As the U.S. mourned the thousands killed in Sept. 11, 2001 in attacks on the World Trade Center in New York and the Pentagon in Washington, Japanese remembered the devastation wrought by a 9.0-magnitude quake and giant waves that swallowed entire communities along a 375-mile stretch of coast.

The AP describes the atmosphere in Japan:

Up and down the hard-hit northeast coast, families and communities came together to remember victims. Monks chanted. Survivors prayed. Mothers hung colorful paper cranes for their lost children.

At precisely 2:46 p.m., they stopped and observed a minute of silence. March 11 changed everything for them and their country.

The March 11 quake struck 80 miles off the country's northeast coast, crippling cooling systems and sparking meltdowns at the Fukushima Dai-ichi plant, 138 miles northeast of Tokyo.
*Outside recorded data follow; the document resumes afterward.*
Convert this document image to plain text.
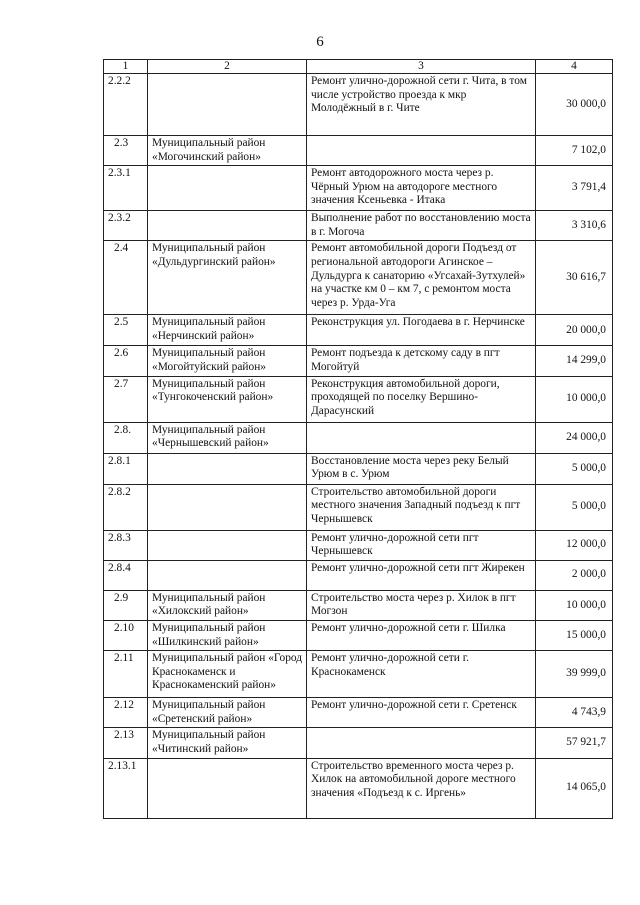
6
1	2	3	4
2.2.2		Ремонт улично-дорожной сети г. Чита, в том числе устройство проезда к мкр Молодёжный в г. Чите	30 000,0
2.3	Муниципальный район «Могочинский район»		7 102,0
2.3.1		Ремонт автодорожного моста через р. Чёрный Урюм на автодороге местного значения Ксеньевка - Итака	3 791,4
2.3.2		Выполнение работ по восстановлению моста в г. Могоча	3 310,6
2.4	Муниципальный район «Дульдургинский район»	Ремонт автомобильной дороги Подъезд от региональной автодороги Агинское – Дульдурга к санаторию «Угсахай-Зутхулей» на участке км 0 – км 7, с ремонтом моста через р. Урда-Уга	30 616,7
2.5	Муниципальный район «Нерчинский район»	Реконструкция ул. Погодаева в г. Нерчинске	20 000,0
2.6	Муниципальный район «Могойтуйский район»	Ремонт подъезда к детскому саду в пгт Могойтуй	14 299,0
2.7	Муниципальный район «Тунгокоченский район»	Реконструкция автомобильной дороги, проходящей по поселку Вершино-Дарасунский	10 000,0
2.8.	Муниципальный район «Чернышевский район»		24 000,0
2.8.1		Восстановление моста через реку Белый Урюм в с. Урюм	5 000,0
2.8.2		Строительство автомобильной дороги местного значения Западный подъезд к пгт Чернышевск	5 000,0
2.8.3		Ремонт улично-дорожной сети пгт Чернышевск	12 000,0
2.8.4		Ремонт улично-дорожной сети пгт Жирекен	2 000,0
2.9	Муниципальный район «Хилокский район»	Строительство моста через р. Хилок в пгт Могзон	10 000,0
2.10	Муниципальный район «Шилкинский район»	Ремонт улично-дорожной сети г. Шилка	15 000,0
2.11	Муниципальный район «Город Краснокаменск и Краснокаменский район»	Ремонт улично-дорожной сети г. Краснокаменск	39 999,0
2.12	Муниципальный район «Сретенский район»	Ремонт улично-дорожной сети г. Сретенск	4 743,9
2.13	Муниципальный район «Читинский район»		57 921,7
2.13.1		Строительство временного моста через р. Хилок на автомобильной дороге местного значения «Подъезд к с. Иргень»	14 065,0
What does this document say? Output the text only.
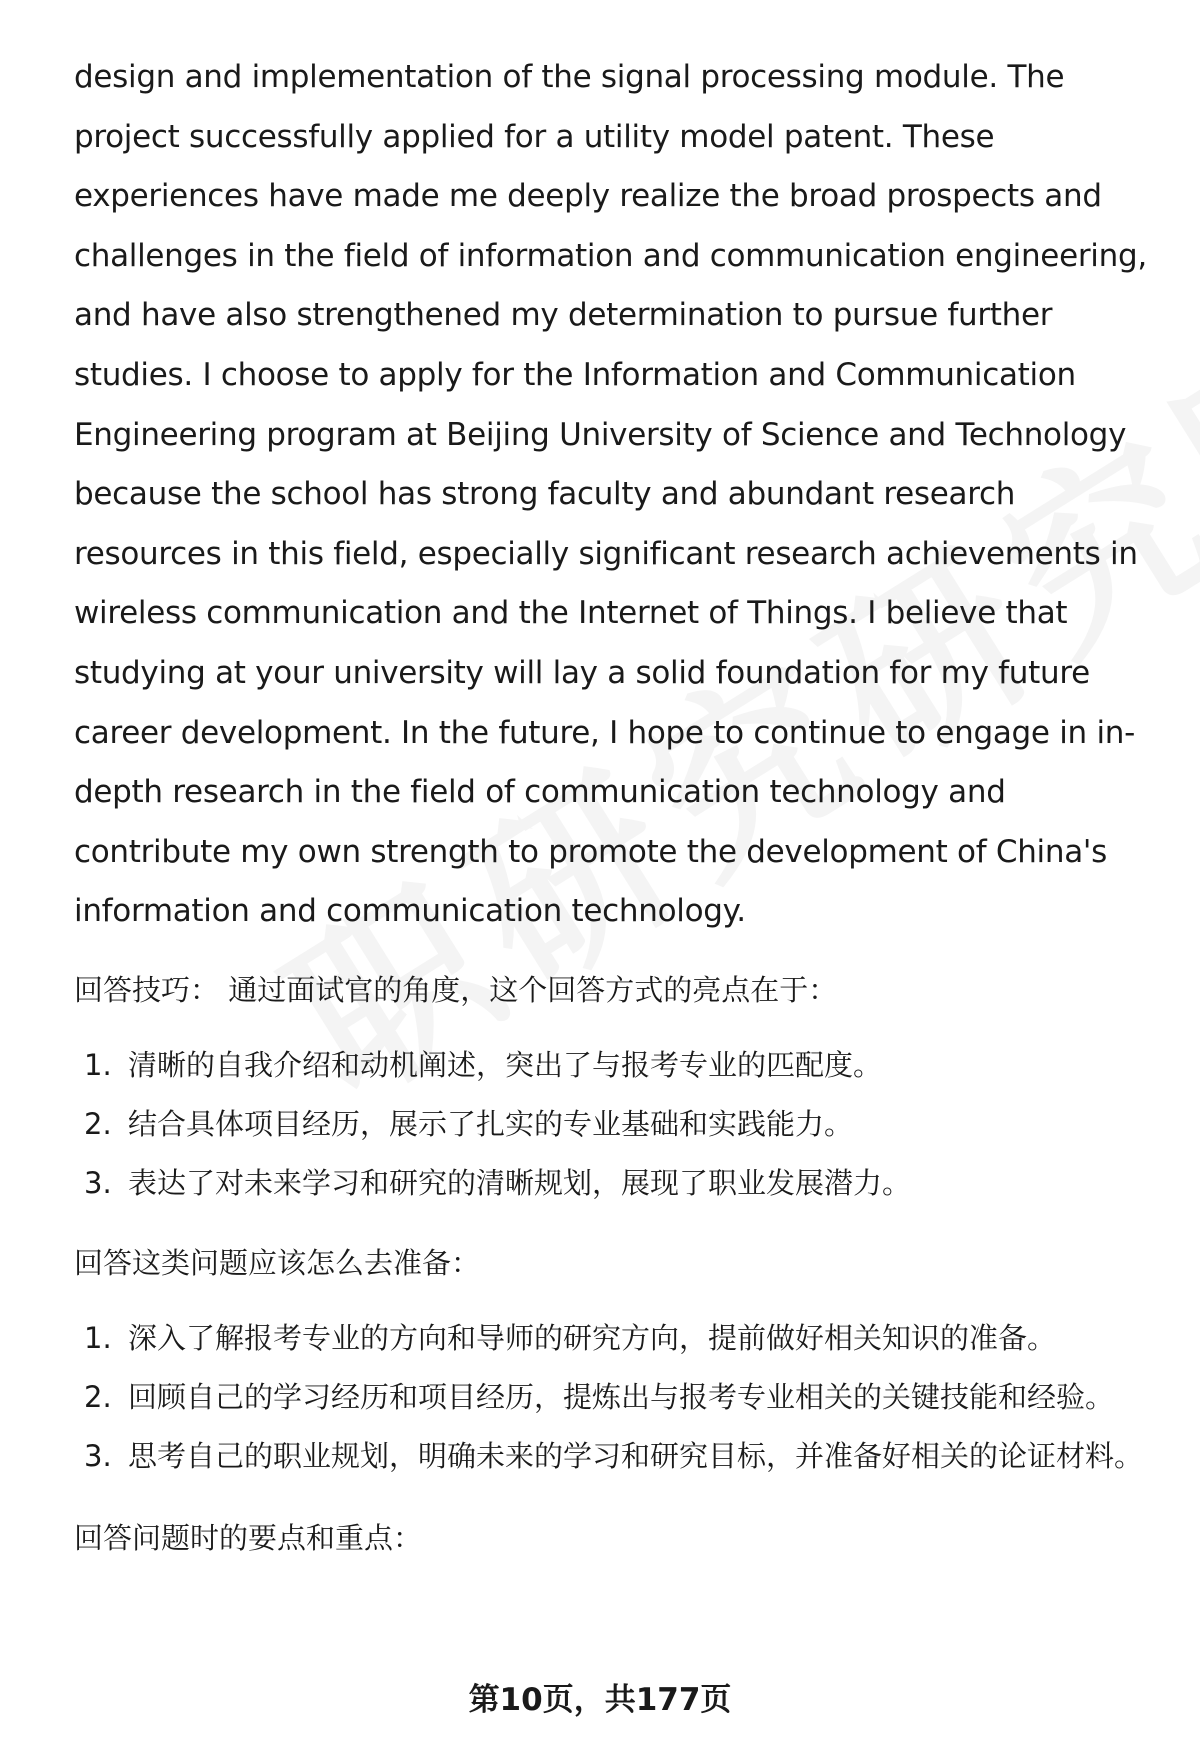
design and implementation of the signal processing module. The project successfully applied for a utility model patent. These experiences have made me deeply realize the broad prospects and challenges in the field of information and communication engineering, and have also strengthened my determination to pursue further studies. I choose to apply for the Information and Communication Engineering program at Beijing University of Science and Technology because the school has strong faculty and abundant research resources in this field, especially significant research achievements in wireless communication and the Internet of Things. I believe that studying at your university will lay a solid foundation for my future career development. In the future, I hope to continue to engage in in-depth research in the field of communication technology and contribute my own strength to promote the development of China's information and communication technology.

回答技巧： 通过面试官的角度，这个回答方式的亮点在于：

1. 清晰的自我介绍和动机阐述，突出了与报考专业的匹配度。
2. 结合具体项目经历，展示了扎实的专业基础和实践能力。
3. 表达了对未来学习和研究的清晰规划，展现了职业发展潜力。

回答这类问题应该怎么去准备：

1. 深入了解报考专业的方向和导师的研究方向，提前做好相关知识的准备。
2. 回顾自己的学习经历和项目经历，提炼出与报考专业相关的关键技能和经验。
3. 思考自己的职业规划，明确未来的学习和研究目标，并准备好相关的论证材料。

回答问题时的要点和重点：

第10页，共177页
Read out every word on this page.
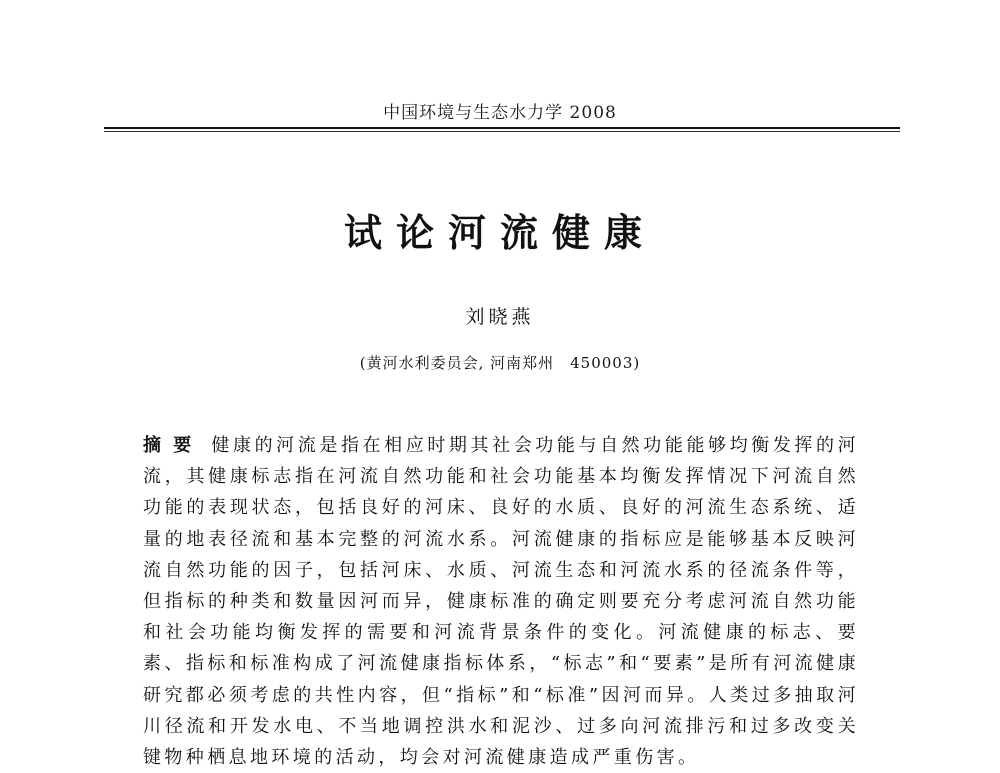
中国环境与生态水力学 2008
试论河流健康
刘晓燕
(黄河水利委员会, 河南郑州　450003)
摘要 健康的河流是指在相应时期其社会功能与自然功能能够均衡发挥的河流，其健康标志指在河流自然功能和社会功能基本均衡发挥情况下河流自然功能的表现状态，包括良好的河床、良好的水质、良好的河流生态系统、适量的地表径流和基本完整的河流水系。河流健康的指标应是能够基本反映河流自然功能的因子，包括河床、水质、河流生态和河流水系的径流条件等，但指标的种类和数量因河而异，健康标准的确定则要充分考虑河流自然功能和社会功能均衡发挥的需要和河流背景条件的变化。河流健康的标志、要素、指标和标准构成了河流健康指标体系，“标志”和“要素”是所有河流健康研究都必须考虑的共性内容，但“指标”和“标准”因河而异。人类过多抽取河川径流和开发水电、不当地调控洪水和泥沙、过多向河流排污和过多改变关键物种栖息地环境的活动，均会对河流健康造成严重伤害。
In Tokyo on Sunday, two anti-nuclear rallies were held, Channel News Asia reports. The Fukushima crisis is considered the worst nuclear accident since the 1986 Chernobyl disaster.

According to CTV News:

The amount of cancer-causing cesium leaked from the destroyed Fukushima plant is equal to about 15,000 terabecquerels: an amount 168 times larger than the cesium released from the atomic bomb attack on Hiroshima in 1945.

About 100,000 residents evacuated in the wake of the earthquake and tsunami still haven't returned to their homes, with officials saying it could be years before they can.

The March 11 commemoration came amid amid embarrassment for the country's eight-day-old government led by Prime Minister Yoshihiko Noda.

Trade minister Yoshio Hachiro resigned Saturday over remarks deemed insensitive to Fukushima evacuees.

According to MarketWatch, while visiting the region around the Fukushima plant, Hachiro "joked with reporters, saying that radiation on his protective suit might be contagious."

Hachiro was also reportedly accused of showing further insensitivity to evacuees by describing the area around the Fukushima Dai-ichi nuclear facility as an area of death. 

Noda has already apologized for Hachiro's remarks, saying, "I apologize deeply to the people of Fukushima, who have had their feelings badly hurt," the FT reports.